Promotive effects of endophytic rhizobacteria on tiller and root growth in creeping bentgrass during drought stress and post‐stress recovery involving regulation of hormone and sugar metabolism

Abstract

AbstractStress‐induced accumulation of ethylene exacerbates drought damages in plants and suppressing stress induction of ethylene may promote plant tolerance to drought stress. The objective of this study was to investigate the effects of endophytic bacteria (Paraburkholderia aspalathi) with 1‐aminocyclopropane‐1‐carboxylic acid (ACC) deaminase enzymes in suppressing ethylene production on plant tolerance to drought stress and post‐stress recovery and the underlying physiological mechanisms of P. aspalathi‐regulation in creeping bentgrass (Agrostis stolonifera L.).

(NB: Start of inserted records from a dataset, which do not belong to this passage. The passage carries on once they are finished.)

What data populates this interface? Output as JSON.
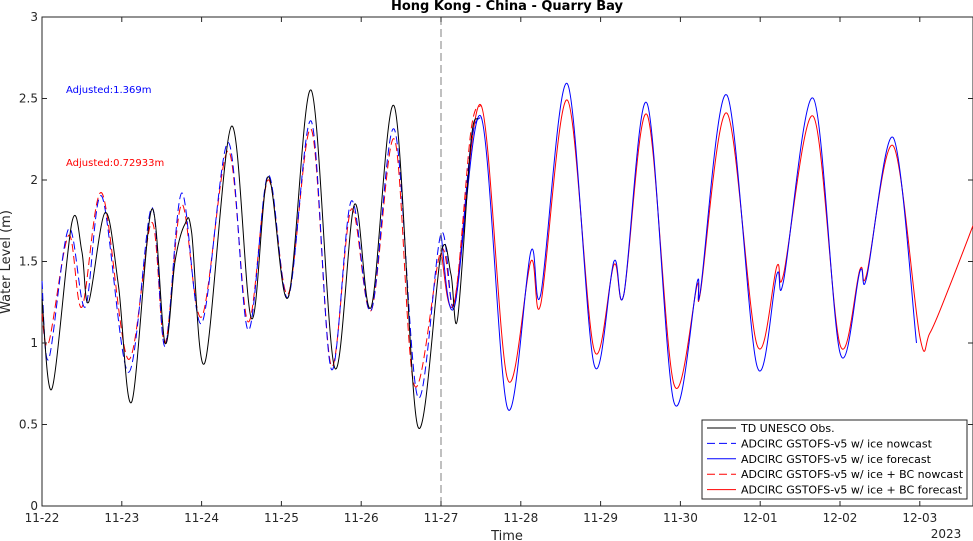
{
  "chart_data": {
    "type": "line",
    "title": "Hong Kong - China - Quarry Bay",
    "xlabel": "Time",
    "ylabel": "Water Level (m)",
    "xlim": [
      "2023-11-22",
      "2023-12-03 16:00"
    ],
    "ylim": [
      0,
      3
    ],
    "yticks": [
      "0",
      "0.5",
      "1",
      "1.5",
      "2",
      "2.5",
      "3"
    ],
    "xticks": [
      "11-22",
      "11-23",
      "11-24",
      "11-25",
      "11-26",
      "11-27",
      "11-28",
      "11-29",
      "11-30",
      "12-01",
      "12-02",
      "12-03"
    ],
    "x_year_label": "2023",
    "forecast_start": "2023-11-27",
    "grid": false,
    "legend_position": "bottom-right",
    "annotations": [
      {
        "text": "Adjusted:1.369m",
        "color": "#0000ff"
      },
      {
        "text": "Adjusted:0.72933m",
        "color": "#ff0000"
      }
    ],
    "series": [
      {
        "name": "TD UNESCO Obs.",
        "color": "#000000",
        "dash": "solid",
        "points": [
          [
            "2023-11-22 00:00",
            1.27
          ],
          [
            "2023-11-22 03:00",
            0.72
          ],
          [
            "2023-11-22 09:00",
            1.74
          ],
          [
            "2023-11-22 12:00",
            1.56
          ],
          [
            "2023-11-22 14:00",
            1.25
          ],
          [
            "2023-11-22 19:00",
            1.8
          ],
          [
            "2023-11-22 23:00",
            1.35
          ],
          [
            "2023-11-23 03:00",
            0.64
          ],
          [
            "2023-11-23 09:00",
            1.82
          ],
          [
            "2023-11-23 13:00",
            1.0
          ],
          [
            "2023-11-23 16:00",
            1.5
          ],
          [
            "2023-11-23 19:00",
            1.73
          ],
          [
            "2023-11-23 21:00",
            1.68
          ],
          [
            "2023-11-24 01:00",
            0.88
          ],
          [
            "2023-11-24 09:00",
            2.33
          ],
          [
            "2023-11-24 15:00",
            1.15
          ],
          [
            "2023-11-24 20:00",
            2.02
          ],
          [
            "2023-11-25 02:00",
            1.28
          ],
          [
            "2023-11-25 09:00",
            2.55
          ],
          [
            "2023-11-25 16:00",
            0.85
          ],
          [
            "2023-11-25 22:00",
            1.85
          ],
          [
            "2023-11-26 03:00",
            1.22
          ],
          [
            "2023-11-26 10:00",
            2.45
          ],
          [
            "2023-11-26 17:00",
            0.49
          ],
          [
            "2023-11-27 00:00",
            1.55
          ],
          [
            "2023-11-27 03:00",
            1.42
          ],
          [
            "2023-11-27 05:00",
            1.15
          ],
          [
            "2023-11-27 09:00",
            2.23
          ],
          [
            "2023-11-27 11:00",
            2.38
          ]
        ]
      },
      {
        "name": "ADCIRC GSTOFS-v5 w/ ice nowcast",
        "color": "#0000ff",
        "dash": "dashed",
        "points": [
          [
            "2023-11-22 00:00",
            1.38
          ],
          [
            "2023-11-22 02:00",
            0.9
          ],
          [
            "2023-11-22 08:00",
            1.7
          ],
          [
            "2023-11-22 13:00",
            1.22
          ],
          [
            "2023-11-22 18:00",
            1.9
          ],
          [
            "2023-11-23 02:00",
            0.82
          ],
          [
            "2023-11-23 09:00",
            1.83
          ],
          [
            "2023-11-23 13:00",
            0.98
          ],
          [
            "2023-11-23 18:00",
            1.92
          ],
          [
            "2023-11-24 00:00",
            1.12
          ],
          [
            "2023-11-24 08:00",
            2.23
          ],
          [
            "2023-11-24 14:00",
            1.08
          ],
          [
            "2023-11-24 20:00",
            2.03
          ],
          [
            "2023-11-25 02:00",
            1.28
          ],
          [
            "2023-11-25 09:00",
            2.36
          ],
          [
            "2023-11-25 15:00",
            0.84
          ],
          [
            "2023-11-25 21:00",
            1.87
          ],
          [
            "2023-11-26 03:00",
            1.2
          ],
          [
            "2023-11-26 10:00",
            2.31
          ],
          [
            "2023-11-26 17:00",
            0.67
          ],
          [
            "2023-11-27 00:00",
            1.67
          ],
          [
            "2023-11-27 04:00",
            1.22
          ],
          [
            "2023-11-27 09:00",
            2.22
          ],
          [
            "2023-11-27 12:00",
            2.39
          ]
        ]
      },
      {
        "name": "ADCIRC GSTOFS-v5 w/ ice forecast",
        "color": "#0000ff",
        "dash": "solid",
        "points": [
          [
            "2023-11-27 00:00",
            1.67
          ],
          [
            "2023-11-27 04:00",
            1.22
          ],
          [
            "2023-11-27 12:00",
            2.39
          ],
          [
            "2023-11-27 20:00",
            0.6
          ],
          [
            "2023-11-28 03:00",
            1.56
          ],
          [
            "2023-11-28 06:00",
            1.3
          ],
          [
            "2023-11-28 14:00",
            2.59
          ],
          [
            "2023-11-28 22:00",
            0.87
          ],
          [
            "2023-11-29 04:00",
            1.5
          ],
          [
            "2023-11-29 07:00",
            1.3
          ],
          [
            "2023-11-29 14:00",
            2.47
          ],
          [
            "2023-11-29 22:00",
            0.64
          ],
          [
            "2023-11-30 05:00",
            1.37
          ],
          [
            "2023-11-30 06:00",
            1.32
          ],
          [
            "2023-11-30 14:00",
            2.52
          ],
          [
            "2023-11-30 23:00",
            0.86
          ],
          [
            "2023-12-01 05:00",
            1.42
          ],
          [
            "2023-12-01 07:00",
            1.38
          ],
          [
            "2023-12-01 16:00",
            2.5
          ],
          [
            "2023-12-02 00:00",
            0.94
          ],
          [
            "2023-12-02 06:00",
            1.44
          ],
          [
            "2023-12-02 08:00",
            1.4
          ],
          [
            "2023-12-02 16:00",
            2.26
          ],
          [
            "2023-12-02 23:00",
            1.0
          ]
        ]
      },
      {
        "name": "ADCIRC GSTOFS-v5 w/ ice + BC nowcast",
        "color": "#ff0000",
        "dash": "dashed",
        "points": [
          [
            "2023-11-22 00:00",
            1.18
          ],
          [
            "2023-11-22 02:00",
            1.0
          ],
          [
            "2023-11-22 08:00",
            1.66
          ],
          [
            "2023-11-22 12:00",
            1.22
          ],
          [
            "2023-11-22 18:00",
            1.92
          ],
          [
            "2023-11-23 02:00",
            0.9
          ],
          [
            "2023-11-23 09:00",
            1.74
          ],
          [
            "2023-11-23 13:00",
            1.0
          ],
          [
            "2023-11-23 18:00",
            1.85
          ],
          [
            "2023-11-24 00:00",
            1.16
          ],
          [
            "2023-11-24 08:00",
            2.18
          ],
          [
            "2023-11-24 14:00",
            1.13
          ],
          [
            "2023-11-24 20:00",
            2.0
          ],
          [
            "2023-11-25 02:00",
            1.3
          ],
          [
            "2023-11-25 09:00",
            2.31
          ],
          [
            "2023-11-25 15:00",
            0.86
          ],
          [
            "2023-11-25 21:00",
            1.82
          ],
          [
            "2023-11-26 03:00",
            1.2
          ],
          [
            "2023-11-26 10:00",
            2.25
          ],
          [
            "2023-11-26 16:00",
            0.74
          ],
          [
            "2023-11-27 00:00",
            1.57
          ],
          [
            "2023-11-27 04:00",
            1.25
          ],
          [
            "2023-11-27 09:00",
            2.3
          ],
          [
            "2023-11-27 12:00",
            2.46
          ]
        ]
      },
      {
        "name": "ADCIRC GSTOFS-v5 w/ ice + BC forecast",
        "color": "#ff0000",
        "dash": "solid",
        "points": [
          [
            "2023-11-27 00:00",
            1.57
          ],
          [
            "2023-11-27 04:00",
            1.25
          ],
          [
            "2023-11-27 12:00",
            2.46
          ],
          [
            "2023-11-27 20:00",
            0.78
          ],
          [
            "2023-11-28 03:00",
            1.5
          ],
          [
            "2023-11-28 06:00",
            1.24
          ],
          [
            "2023-11-28 14:00",
            2.49
          ],
          [
            "2023-11-28 22:00",
            0.96
          ],
          [
            "2023-11-29 04:00",
            1.48
          ],
          [
            "2023-11-29 07:00",
            1.3
          ],
          [
            "2023-11-29 14:00",
            2.4
          ],
          [
            "2023-11-29 22:00",
            0.75
          ],
          [
            "2023-11-30 05:00",
            1.35
          ],
          [
            "2023-11-30 06:00",
            1.31
          ],
          [
            "2023-11-30 14:00",
            2.41
          ],
          [
            "2023-11-30 23:00",
            0.99
          ],
          [
            "2023-12-01 05:00",
            1.47
          ],
          [
            "2023-12-01 07:00",
            1.42
          ],
          [
            "2023-12-01 16:00",
            2.39
          ],
          [
            "2023-12-02 00:00",
            0.99
          ],
          [
            "2023-12-02 06:00",
            1.45
          ],
          [
            "2023-12-02 08:00",
            1.42
          ],
          [
            "2023-12-02 16:00",
            2.21
          ],
          [
            "2023-12-03 00:00",
            1.04
          ],
          [
            "2023-12-03 03:00",
            1.06
          ],
          [
            "2023-12-03 09:00",
            1.35
          ],
          [
            "2023-12-03 16:00",
            1.72
          ]
        ]
      }
    ]
  }
}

A novel strain of P. aspalathi, "WSF23," with ACC deaminase activity was used to inoculate the roots of creeping bentgrass plants (cv. "Penncross") subjected to drought stress for 35 days and rewatered for 15 days (post‐stress recovery) in controlled‐environment growth chambers. Inoculation with WSF23 bacteria resulted in an increased number of tillers, tillering production rate, root viability, and root growth (quantified in length, surface area, volume, and dry weight) during drought stress or rewatering. Inoculation of plants with WSF23 bacteria increased cytokinin (CK) (c‐Zeatin and tZ‐riboside) and jasmonate (JA‐Ile) content and reduced ACC and abscisic acid (ABA) content in roots during drought or rewatering. Sugar accumulation in crowns was promoted by inoculation during drought stress. The differential changes in ACC, CK, ABA, and JA‐Ile and sugar accumulation due to the bacterial inoculation could contribute to ACC deamination bacteria‐improved drought tolerance and post‐stress recovery in terms of tiller production and root proliferation and elongation in creeping bentgrass.